A difficulty in understanding the new function defined in the approximation lemma(1.5) in Stein & Shakarachi Fourier Analysis.

Question

I did not understand the paragraph that says "Now we can modify $f^{*}$ to make it continuous and periodic yet still approximate $f$ in the sense of the lemma....... below to clarify the situation", could anyone explain this for me?

Answer 1

The intuition to what you do is you start with $f^*$ (the approximation by step functions), and at the very end of one of the "steps" you connect that step to the next one by a straight line. This will make it continuous (as it's piecewise linear), and if you do it "close enough to the end" it'll still be very near to $f$. This technique is very common in analysis.

Then, we have $\tilde{f}$ is defined on $[-\pi,\pi]$, and you can extend it to all of $\mathbb R$ by just ensuring the extension is $2\pi$-periodic.

Regarding getting the bound before equation $2$:

The idea is that we know that $f^*$ consists of $N-1$ step functions. For each step function, we have that outside of a $\delta$ ball around the discontinuities that $\tilde{f} = f^*$, so their difference is $0$. Inside that $\delta$-ball at the discontinuity, we (for the sake of getting any bound) say that $|\tilde{f}-f^*| \leq 2B$ (as $B$ is a bound for both $f^*$ and $\tilde{f}$. This is just triangle inequality).

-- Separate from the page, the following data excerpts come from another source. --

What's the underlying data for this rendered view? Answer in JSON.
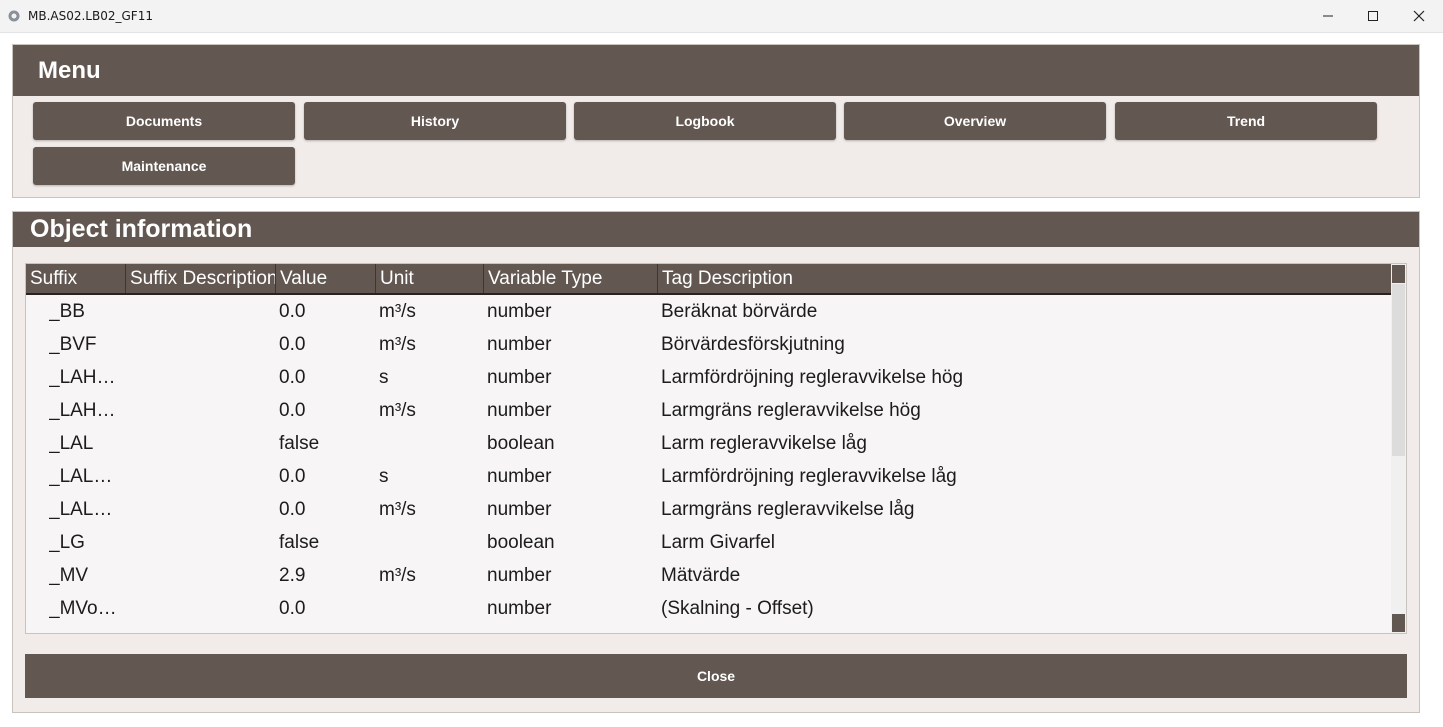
{
  "window": {
    "title": "MB.AS02.LB02_GF11",
    "icon": "gear-app-icon"
  },
  "menu": {
    "title": "Menu",
    "buttons": [
      "Documents",
      "History",
      "Logbook",
      "Overview",
      "Trend",
      "Maintenance"
    ]
  },
  "object_info": {
    "title": "Object information",
    "columns": [
      "Suffix",
      "Suffix Description",
      "Value",
      "Unit",
      "Variable Type",
      "Tag Description"
    ],
    "rows": [
      {
        "suffix": "_BB",
        "suffix_desc": "",
        "value": "0.0",
        "unit": "m³/s",
        "type": "number",
        "desc": "Beräknat börvärde"
      },
      {
        "suffix": "_BVF",
        "suffix_desc": "",
        "value": "0.0",
        "unit": "m³/s",
        "type": "number",
        "desc": "Börvärdesförskjutning"
      },
      {
        "suffix": "_LAH…",
        "suffix_desc": "",
        "value": "0.0",
        "unit": "s",
        "type": "number",
        "desc": "Larmfördröjning regleravvikelse hög"
      },
      {
        "suffix": "_LAH…",
        "suffix_desc": "",
        "value": "0.0",
        "unit": "m³/s",
        "type": "number",
        "desc": "Larmgräns regleravvikelse hög"
      },
      {
        "suffix": "_LAL",
        "suffix_desc": "",
        "value": "false",
        "unit": "",
        "type": "boolean",
        "desc": "Larm regleravvikelse låg"
      },
      {
        "suffix": "_LAL…",
        "suffix_desc": "",
        "value": "0.0",
        "unit": "s",
        "type": "number",
        "desc": "Larmfördröjning regleravvikelse låg"
      },
      {
        "suffix": "_LAL…",
        "suffix_desc": "",
        "value": "0.0",
        "unit": "m³/s",
        "type": "number",
        "desc": "Larmgräns regleravvikelse låg"
      },
      {
        "suffix": "_LG",
        "suffix_desc": "",
        "value": "false",
        "unit": "",
        "type": "boolean",
        "desc": "Larm Givarfel"
      },
      {
        "suffix": "_MV",
        "suffix_desc": "",
        "value": "2.9",
        "unit": "m³/s",
        "type": "number",
        "desc": "Mätvärde"
      },
      {
        "suffix": "_MVo…",
        "suffix_desc": "",
        "value": "0.0",
        "unit": "",
        "type": "number",
        "desc": "(Skalning - Offset)"
      }
    ]
  },
  "close_label": "Close",
  "colors": {
    "header_brown": "#625751",
    "panel_bg": "#f1ebe9",
    "text_white": "#ffffff"
  }
}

So, outside of each $\delta$ ball, we have that $|\tilde{f}-f^*| = 0$, and inside each $\delta$-ball we have that $|\tilde{f}-f^*| \leq 2B$. Let $B_\delta$ be the set of all of our $\delta$-balls. So, $B_\delta = \{B_\delta(p_1), B_\delta(p_2),\dots\}$,is a set of $\delta$-balls at discontinuity points. Let $[-\pi,\pi]\setminus B_\delta$ be "the rest of the interval". We have that: \begin{align*} \int_{-\pi}^\pi |\tilde{f}(x)-f^*(x)|dx & \leq \sum_{b\in B_\delta} \int_{b} |\tilde{f}(x)-f^*(x)|dx +\int_{[-\pi,\pi]\setminus B_\delta}|\tilde{f}(x)-f^*(x)|dx \\ & \leq\sum_{b\in B_\delta}\int_b|\tilde{f}(x)-f^*(x)|dx +\int_{[-\pi,\pi]}0dx \end{align*} Here, we used that $\tilde{f}(x) = f^*(x)$ outside of the $\delta$-balls. So, we just have to bound $\sum_{b\in B_\delta}\int_b|\tilde{f}(x)-f^*(x)|dx$. Because of our earlier bound $|f^*(x)-\tilde{f}(x)|\leq 2B$ inside the $\delta$-balls, we have that: $$\sum_{b\in B_\delta}\int_b |f^*(x)-\tilde{f}(x)|dx \leq \sum_{b\in B_\delta}\int_b 2Bdx = \sum_{b\in B_\delta} 2B(\text{diam}(b)) = \sum_{b\in B}2B(2\delta) = (N-1)2B(2\delta)$$ The bound we wanted was $2B(2\delta)N$. This is also a bound of what I found, but it's likely I made some small error and the direct result you should get is $2B(2\delta)N$.

So, it is just triangle inequality, as you say.